What is the best option to machine a prism so I can check the ways on a lathe and mill for hand scraping

Refards

Garry


----------



## 4GSR (May 1, 2013)

If you're talking about checking a vee way,  the simplest is taking a small vee block, setting it on top of the vee, upside down.  Either mike the thickness from the top of the vee block to the underside of the bed way, or measure the height from the top of the vee block to a flat spot on top of the bed.  This will give you a fairly accurate measurement within a couple of thousands.  It will at least tell you that your bed is worn in a given area, if you're lucky, no wear at all.

Now if you are wanting to make a "scraping iron" as I call them to scrape a vee to, I would suggest to talk to Richard about doing this.  My preference is to get the bed re-machined and work from this.

Ken


----------



## Richard King (May 1, 2013)

Ken is right, if you can get the bed ground or planned, you will be money and time ahead.  Scraping a lathe bed is a pain especially a SB with double Vee's.  There are several names for cart Iron straight-edges.  I use yo make all of them.  I prefer a camel back with a 45 deg side angle to do dovetails.  The triangle style will bend or conform to the way you scraping as they have no support.  

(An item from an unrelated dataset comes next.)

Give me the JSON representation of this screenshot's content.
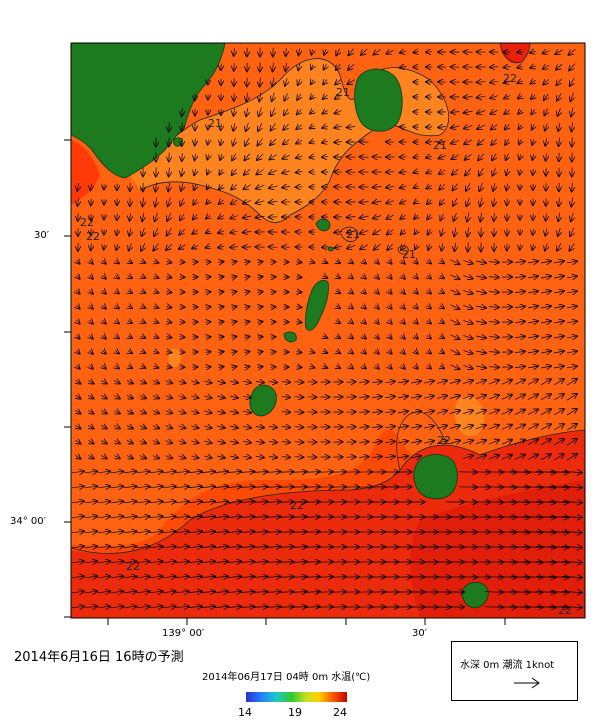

Many make the mistake in assuming you have to match fit the flat and dovetail at the same degree of angle with a 2 sided prism.  This is wrong as we scrape both flats first parallel to each other and then one dovetail and then measure and scrape the other dovetail parallel.  I will tip up a angled camel-back to do this.    Maybe you should tell us exactly what your planing on scraping, see we can give you the right answer.

Camel backs are also called hump backs.


----------